Il progetto prevede l’installazione di 190 turbine di ultima generazione da 13 MW ciascuna a una distanza di oltre 130 km dalle coste britanniche, per una potenza complessiva di 2,4 GW. A regime Dogger Bank (3,6 GW) sarà il progetto più grande del mondo, in grado di produrre elettricità rinnovabile pari a circa il 5% della domanda del Regno Unito, fornendo energia a circa sei milioni di famiglie.

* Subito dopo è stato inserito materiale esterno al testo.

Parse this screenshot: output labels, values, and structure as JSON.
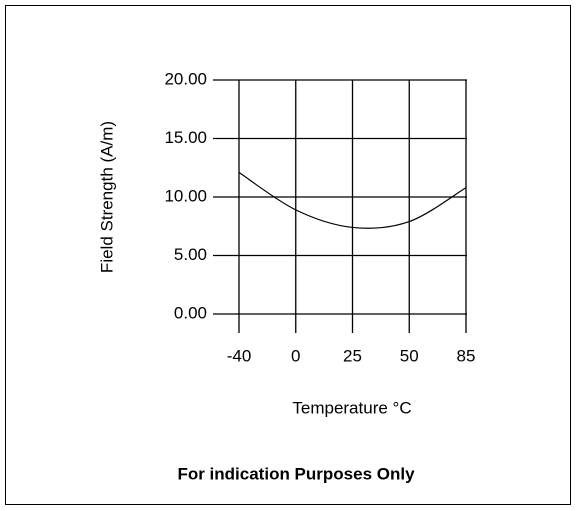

«L’ingresso nel mercato dell’eolico offshore in Nord Europa rappresenta per Eni una grande occasione – commenta l’ad Claudio Descalzi – che ci consentirà non solo di acquisire ulteriori skill nell’offshore wind, grazie alla collaborazione con due aziende leader del settore, ma anche di contribuire in modo sostanziale al raggiungimento del target di 5 GW di potenza installata da rinnovabili al 2025, tappa intermedia per il più ambizioso obiettivo relativo all’azzeramento delle emissioni nette di gas serra sia dirette sia indirette in Europa al 2050».

Un piano certamente ambizioso ma altrettanto fumoso, ad oggi, che con l’operazione Dogger Bank compie però un positivo passo in avanti. L’eolico offshore rappresenta una delle tecnologie più promettenti per la decarbonizzazione del mercato energetico, tanto che l’Europa punta a moltiplicare per 25 la potenza attualmente installata lungo le proprie coste: peccato solo che l’Italia sia ancora a quota zero, con nessun impianto operativo.

Ambientalisti (Legambiente, Greenpeace, Kyoto club) e imprese di settore (Anev) hanno firmato neanche un mese fa un manifesto congiunto per promuoverne la diffusione, che resta però al palo a causa delle sempre più incomprensibili sindromi Nimby e Nimto che bloccano lo sviluppo delle fonti rinnovabili – e non solo dell’eolico offshore – in tutto il Paese: un esempio su tutti quello dell’Emilia-Romagna, con la politica locale contraria all’arrivo delle pale lontano dalla costa, proprio dove già oggi ci sono le piattaforme oil&gas di Eni.